A Communication- and Memory-Aware Model for Load Balancing Tasks
Jonathan Lifflander, Philippe P. Pebay, Nicole L. Slattengren, Pierre L. Pebay, Robert A. Pfeiffer, Joseph D. Kotulski, Sean T. McGovern
TL;DR
The paper tackles load balancing in distributed-memory systems under strict memory constraints by introducing CCM, a reduced-order model that jointly accounts for computation, communication, and memory. It proposes CCM-LB, a fully distributed heuristic load balancer, and validates its near-optimality via MILP reductions (COMCP and FWMP). The Gemma electromagnetics code serves as a practical testbed, achieving up to 2.3x speedups and demonstrating scalability across scales, aided by a neural time predictor trained on diverse configurations.
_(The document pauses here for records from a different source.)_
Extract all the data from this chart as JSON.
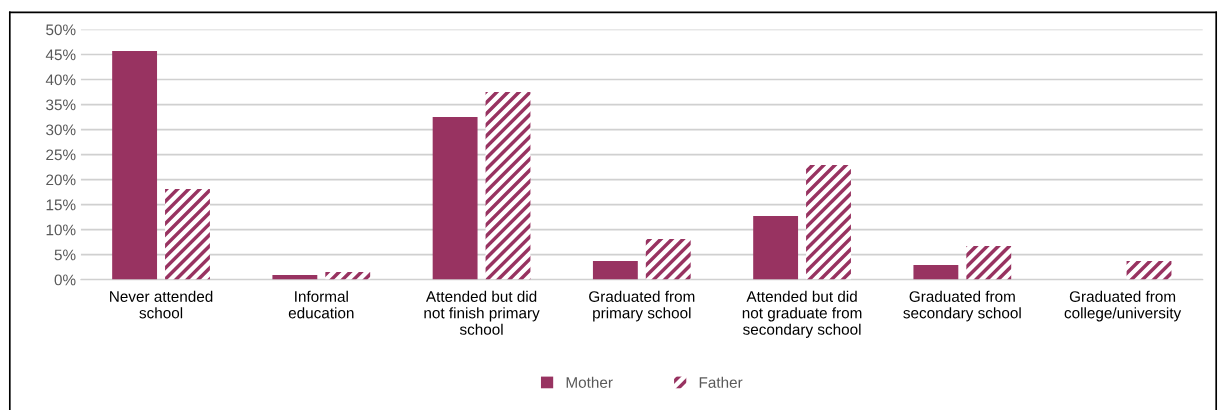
{
  "chart_data": {
    "type": "bar",
    "categories": [
      "Never attended\nschool",
      "Informal\neducation",
      "Attended but did\nnot finish primary\nschool",
      "Graduated from\nprimary school",
      "Attended but did\nnot graduate from\nsecondary school",
      "Graduated from\nsecondary school",
      "Graduated from\ncollege/university"
    ],
    "series": [
      {
        "name": "Mother",
        "color": "#983361",
        "values": [
          45.7,
          0.9,
          32.5,
          3.7,
          12.7,
          2.9,
          0
        ]
      },
      {
        "name": "Father",
        "color": "#983361",
        "values": [
          18.1,
          1.5,
          37.5,
          8.1,
          22.9,
          6.7,
          3.7
        ]
      }
    ],
    "ylim": [
      0,
      50
    ],
    "yticks": [
      {
        "value": 0,
        "label": "0%"
      },
      {
        "value": 5,
        "label": "5%"
      },
      {
        "value": 10,
        "label": "10%"
      },
      {
        "value": 15,
        "label": "15%"
      },
      {
        "value": 20,
        "label": "20%"
      },
      {
        "value": 25,
        "label": "25%"
      },
      {
        "value": 30,
        "label": "30%"
      },
      {
        "value": 35,
        "label": "35%"
      },
      {
        "value": 40,
        "label": "40%"
      },
      {
        "value": 45,
        "label": "45%"
      },
      {
        "value": 50,
        "label": "50%"
      }
    ],
    "grid": "y",
    "legend": "bottom"
  }
}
This work offers a principled, scalable pathway to performance-portable load balancing for irregular workloads with memory considerations, with broad potential impact on exascale, task-based, memory-bound applications.
Abstract
While load balancing in distributed-memory computing has been well-studied, we present an innovative approach to this problem: a unified, reduced-order model that combines three key components to describe "work" in a distributed system: computation, communication, and memory. Our model enables an optimizer to explore complex tradeoffs in task placement, such as increased parallelism at the expense of data replication, which increases memory usage. We propose a fully distributed, heuristic-based load balancing optimization algorithm, and demonstrate that it quickly finds close-to-optimal solutions. We formalize the complex optimization problem as a mixed-integer linear program, and compare it to our strategy. Finally, we show that when applied to an electromagnetics code, our approach obtains up to 2.3x speedups for the imbalanced execution.